[Date Prev][Date Next][Thread Prev][Thread Next][Date Index][Thread Index]
Re: strings draft
I think the goal of the document is a bit ambiguous. Specifically,
I feel there are three issues intermixed; they are related each
other, but it'll be clearer to separate the discussion as much
as possible.
1. Defining unicode API: "If a Scheme implementation supports
API that explicitly deals with Unicode, it should be so and so".
This goal tries to define a common API to interface the outer
Unicode world, while allowing the implemenation to choose their
internal representations.
2. Addressing unicode-specific issues: "If a Scheme implementation
uses Unicode as its native character representation, it should be
so and so".
Some issues raised in the document are based on the assumption
that the implementation uses Unicode or iso-8859-* CCS (coded
character set) in its native representation.
If the document limit its scope to "the implementations that uses
Unicode/iso8859-* internally", it's fine. Is that the intention
of the document?
* If the implementation uses EUCJP as its internal CES, it
will face difficulty for the recommendation of INTEGER->CHAR
to support [0,255], since EUCJP does not have full mappings
in this range, although it has much more characters than 256.

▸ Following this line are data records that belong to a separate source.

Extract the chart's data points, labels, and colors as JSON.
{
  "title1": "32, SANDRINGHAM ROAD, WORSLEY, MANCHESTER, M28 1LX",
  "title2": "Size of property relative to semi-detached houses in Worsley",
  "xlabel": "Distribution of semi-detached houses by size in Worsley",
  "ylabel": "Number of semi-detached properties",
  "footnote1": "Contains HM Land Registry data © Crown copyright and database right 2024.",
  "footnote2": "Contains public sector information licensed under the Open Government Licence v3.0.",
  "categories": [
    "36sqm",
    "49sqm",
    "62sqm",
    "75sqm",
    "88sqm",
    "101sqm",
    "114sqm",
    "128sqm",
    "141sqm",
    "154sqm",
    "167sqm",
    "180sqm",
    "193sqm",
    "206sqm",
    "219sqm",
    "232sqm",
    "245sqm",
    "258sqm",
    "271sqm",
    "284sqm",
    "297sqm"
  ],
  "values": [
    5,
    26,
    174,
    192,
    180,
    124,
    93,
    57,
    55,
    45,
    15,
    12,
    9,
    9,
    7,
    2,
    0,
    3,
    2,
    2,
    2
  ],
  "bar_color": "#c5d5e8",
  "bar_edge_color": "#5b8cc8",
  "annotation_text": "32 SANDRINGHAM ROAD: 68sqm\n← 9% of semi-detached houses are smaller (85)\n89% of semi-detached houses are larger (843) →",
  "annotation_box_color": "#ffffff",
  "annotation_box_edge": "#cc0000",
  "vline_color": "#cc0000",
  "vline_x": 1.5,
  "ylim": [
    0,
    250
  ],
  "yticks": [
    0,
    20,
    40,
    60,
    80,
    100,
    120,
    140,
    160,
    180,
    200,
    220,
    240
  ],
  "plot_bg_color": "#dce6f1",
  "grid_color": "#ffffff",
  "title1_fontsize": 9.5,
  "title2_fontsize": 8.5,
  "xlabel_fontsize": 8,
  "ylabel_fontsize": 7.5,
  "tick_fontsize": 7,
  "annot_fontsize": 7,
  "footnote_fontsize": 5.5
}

I think it's possible that (integer->char #xa1) on such
implementations returns a "pseudo character", which doesn't
corresponds to any character in EUCJP CES but is guaranteed
that to produce #xa1 when passed to char->integer. But the
effects would be undefined if such a character is used within
a string. (An implementation can also choose different
integers than the codepoint value to fulfill this "256 character"

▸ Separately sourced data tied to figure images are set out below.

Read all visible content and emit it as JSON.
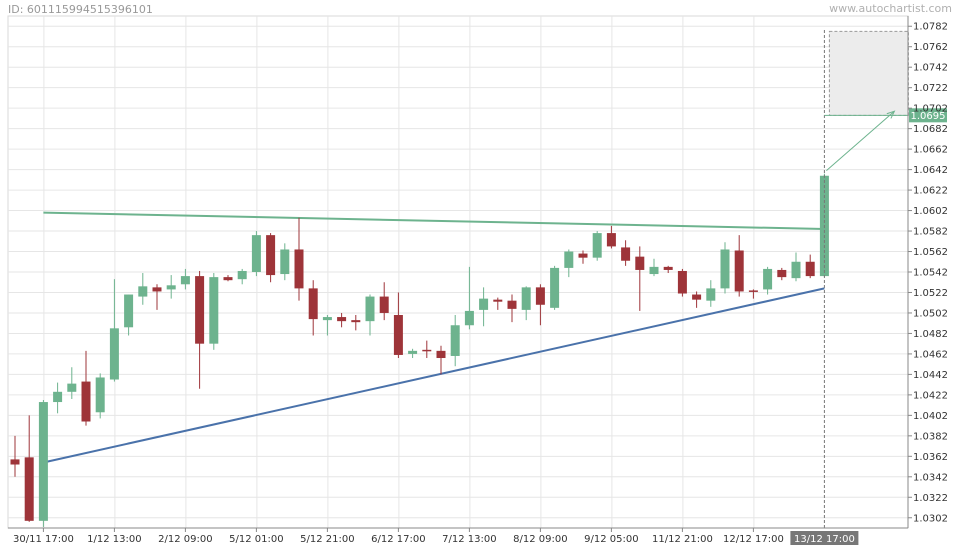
{
  "header": {
    "id_text": "ID: 601115994515396101",
    "watermark": "www.autochartist.com"
  },
  "chart_data": {
    "type": "candlestick",
    "title": "",
    "ylim": [
      1.0292,
      1.0792
    ],
    "y_ticks": [
      "1.0782",
      "1.0762",
      "1.0742",
      "1.0722",
      "1.0702",
      "1.0682",
      "1.0662",
      "1.0642",
      "1.0622",
      "1.0602",
      "1.0582",
      "1.0562",
      "1.0542",
      "1.0522",
      "1.0502",
      "1.0482",
      "1.0462",
      "1.0442",
      "1.0422",
      "1.0402",
      "1.0382",
      "1.0362",
      "1.0342",
      "1.0322",
      "1.0302"
    ],
    "x_ticks": [
      {
        "label": "30/11 17:00",
        "index": 2
      },
      {
        "label": "1/12 13:00",
        "index": 7
      },
      {
        "label": "2/12 09:00",
        "index": 12
      },
      {
        "label": "5/12 01:00",
        "index": 17
      },
      {
        "label": "5/12 21:00",
        "index": 22
      },
      {
        "label": "6/12 17:00",
        "index": 27
      },
      {
        "label": "7/12 13:00",
        "index": 32
      },
      {
        "label": "8/12 09:00",
        "index": 37
      },
      {
        "label": "9/12 05:00",
        "index": 42
      },
      {
        "label": "11/12 21:00",
        "index": 47
      },
      {
        "label": "12/12 17:00",
        "index": 52
      }
    ],
    "current_time_label": "13/12 17:00",
    "current_price_label": "1.0695",
    "candles": [
      {
        "o": 1.0359,
        "h": 1.0382,
        "l": 1.0342,
        "c": 1.0354
      },
      {
        "o": 1.0361,
        "h": 1.0402,
        "l": 1.0298,
        "c": 1.0299
      },
      {
        "o": 1.0299,
        "h": 1.0417,
        "l": 1.0293,
        "c": 1.0415
      },
      {
        "o": 1.0415,
        "h": 1.0434,
        "l": 1.0404,
        "c": 1.0425
      },
      {
        "o": 1.0425,
        "h": 1.0449,
        "l": 1.0418,
        "c": 1.0433
      },
      {
        "o": 1.0435,
        "h": 1.0465,
        "l": 1.0392,
        "c": 1.0396
      },
      {
        "o": 1.0405,
        "h": 1.0443,
        "l": 1.0399,
        "c": 1.0439
      },
      {
        "o": 1.0437,
        "h": 1.0535,
        "l": 1.0435,
        "c": 1.0487
      },
      {
        "o": 1.0488,
        "h": 1.052,
        "l": 1.048,
        "c": 1.052
      },
      {
        "o": 1.0518,
        "h": 1.0541,
        "l": 1.051,
        "c": 1.0528
      },
      {
        "o": 1.0527,
        "h": 1.053,
        "l": 1.0505,
        "c": 1.0523
      },
      {
        "o": 1.0525,
        "h": 1.0539,
        "l": 1.0516,
        "c": 1.0529
      },
      {
        "o": 1.053,
        "h": 1.0545,
        "l": 1.0525,
        "c": 1.0538
      },
      {
        "o": 1.0538,
        "h": 1.0543,
        "l": 1.0428,
        "c": 1.0472
      },
      {
        "o": 1.0472,
        "h": 1.0541,
        "l": 1.0466,
        "c": 1.0537
      },
      {
        "o": 1.0537,
        "h": 1.0539,
        "l": 1.0533,
        "c": 1.0534
      },
      {
        "o": 1.0535,
        "h": 1.0545,
        "l": 1.053,
        "c": 1.0543
      },
      {
        "o": 1.0542,
        "h": 1.0582,
        "l": 1.0538,
        "c": 1.0578
      },
      {
        "o": 1.0578,
        "h": 1.058,
        "l": 1.0532,
        "c": 1.0539
      },
      {
        "o": 1.054,
        "h": 1.057,
        "l": 1.0534,
        "c": 1.0564
      },
      {
        "o": 1.0564,
        "h": 1.0595,
        "l": 1.0514,
        "c": 1.0526
      },
      {
        "o": 1.0526,
        "h": 1.0534,
        "l": 1.048,
        "c": 1.0496
      },
      {
        "o": 1.0495,
        "h": 1.05,
        "l": 1.048,
        "c": 1.0498
      },
      {
        "o": 1.0498,
        "h": 1.0502,
        "l": 1.0488,
        "c": 1.0494
      },
      {
        "o": 1.0495,
        "h": 1.05,
        "l": 1.0485,
        "c": 1.0493
      },
      {
        "o": 1.0494,
        "h": 1.052,
        "l": 1.048,
        "c": 1.0518
      },
      {
        "o": 1.0518,
        "h": 1.0532,
        "l": 1.0495,
        "c": 1.0502
      },
      {
        "o": 1.05,
        "h": 1.0522,
        "l": 1.0458,
        "c": 1.0461
      },
      {
        "o": 1.0462,
        "h": 1.0467,
        "l": 1.0458,
        "c": 1.0465
      },
      {
        "o": 1.0466,
        "h": 1.0475,
        "l": 1.0458,
        "c": 1.0465
      },
      {
        "o": 1.0465,
        "h": 1.047,
        "l": 1.0442,
        "c": 1.0458
      },
      {
        "o": 1.046,
        "h": 1.05,
        "l": 1.045,
        "c": 1.049
      },
      {
        "o": 1.049,
        "h": 1.0547,
        "l": 1.0486,
        "c": 1.0504
      },
      {
        "o": 1.0505,
        "h": 1.0527,
        "l": 1.0489,
        "c": 1.0516
      },
      {
        "o": 1.0515,
        "h": 1.0517,
        "l": 1.0505,
        "c": 1.0513
      },
      {
        "o": 1.0514,
        "h": 1.052,
        "l": 1.0493,
        "c": 1.0506
      },
      {
        "o": 1.0505,
        "h": 1.0528,
        "l": 1.0495,
        "c": 1.0527
      },
      {
        "o": 1.0527,
        "h": 1.053,
        "l": 1.049,
        "c": 1.051
      },
      {
        "o": 1.0507,
        "h": 1.0548,
        "l": 1.0505,
        "c": 1.0546
      },
      {
        "o": 1.0546,
        "h": 1.0564,
        "l": 1.0537,
        "c": 1.0562
      },
      {
        "o": 1.056,
        "h": 1.0563,
        "l": 1.055,
        "c": 1.0556
      },
      {
        "o": 1.0556,
        "h": 1.0582,
        "l": 1.0553,
        "c": 1.058
      },
      {
        "o": 1.058,
        "h": 1.0587,
        "l": 1.0565,
        "c": 1.0567
      },
      {
        "o": 1.0566,
        "h": 1.0573,
        "l": 1.0548,
        "c": 1.0553
      },
      {
        "o": 1.0557,
        "h": 1.0567,
        "l": 1.0504,
        "c": 1.0544
      },
      {
        "o": 1.054,
        "h": 1.0555,
        "l": 1.0538,
        "c": 1.0547
      },
      {
        "o": 1.0547,
        "h": 1.0548,
        "l": 1.0541,
        "c": 1.0544
      },
      {
        "o": 1.0543,
        "h": 1.0545,
        "l": 1.0518,
        "c": 1.0521
      },
      {
        "o": 1.052,
        "h": 1.0523,
        "l": 1.0507,
        "c": 1.0515
      },
      {
        "o": 1.0514,
        "h": 1.0534,
        "l": 1.0508,
        "c": 1.0526
      },
      {
        "o": 1.0526,
        "h": 1.0571,
        "l": 1.0521,
        "c": 1.0564
      },
      {
        "o": 1.0563,
        "h": 1.0578,
        "l": 1.0518,
        "c": 1.0523
      },
      {
        "o": 1.0524,
        "h": 1.0525,
        "l": 1.0516,
        "c": 1.0523
      },
      {
        "o": 1.0525,
        "h": 1.0547,
        "l": 1.052,
        "c": 1.0545
      },
      {
        "o": 1.0544,
        "h": 1.0546,
        "l": 1.0534,
        "c": 1.0537
      },
      {
        "o": 1.0536,
        "h": 1.0561,
        "l": 1.0533,
        "c": 1.0552
      },
      {
        "o": 1.0552,
        "h": 1.0559,
        "l": 1.0536,
        "c": 1.0538
      },
      {
        "o": 1.0538,
        "h": 1.0638,
        "l": 1.0537,
        "c": 1.0636
      }
    ],
    "resistance_line": {
      "start_index": 2,
      "start_price": 1.06,
      "end_index": 57,
      "end_price": 1.0584,
      "color": "#6db38e"
    },
    "support_line": {
      "start_index": 2,
      "start_price": 1.0356,
      "end_index": 57,
      "end_price": 1.0526,
      "color": "#4a72aa"
    },
    "forecast": {
      "from_index": 57,
      "from_price": 1.0641,
      "to_price": 1.0699,
      "target_price": 1.0695
    },
    "target_zone": {
      "price_top": 1.0777,
      "price_bottom": 1.0695
    },
    "colors": {
      "up": "#6db38e",
      "down": "#9e3439",
      "grid": "#e6e6e6",
      "price_badge": "#6db38e",
      "time_badge": "#777777"
    }
  }
}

requirements, but it wouldn't be intuitive).
* "What _is_ a Character" section doesn't refer to an
implementation where a CHAR? value corresponts to a
codepoint of non-Unocde, non-iso8859-* CCS/CES.
* In the portable FFI section, some APIs state the encoding
must be one of utf-8, iso8859-* or ascii, and I don't see
the reason of such restrictions.
3. Determining the least common set of assumptions about characters
and strings the language/FFI spec should define.
Mostly in "R6RS recommendation" section. Some of them seem
try to be codeset-independent, while some of them seem to
assume Unicode/iso8859-* codeset implicitly. So I wonder
which is the intention of the document.
Another issue: is there a rationale about "strong encouragement"
of O(1) access of string-ref and string-set!? There are
alrogithms that truly need random access, but in many cases,
index is used just to mark certain location of the string;
e.g. if you want (string-ref str 3), it's rare that you know
'3' is significant before you know about str---it's more likely
that somebody (string search function, regexp matcher, or suffix
database...) told you that the 3rd character of a particular
string in str is significant. In such cases, the reason you
use index is not because the algorithm requires it, but just
one of the possible means to have a reference within a string.
I feel that accessing strings by index is a kind of premature
optimization, which came from the history when strings were
simply an array of bytes. Some algorithms may still require
random access, but we already have a primitive datatype that
guarantee O(1) access---a vector. I don't think we should
make a string just a vector with a restricted element type.
--shiro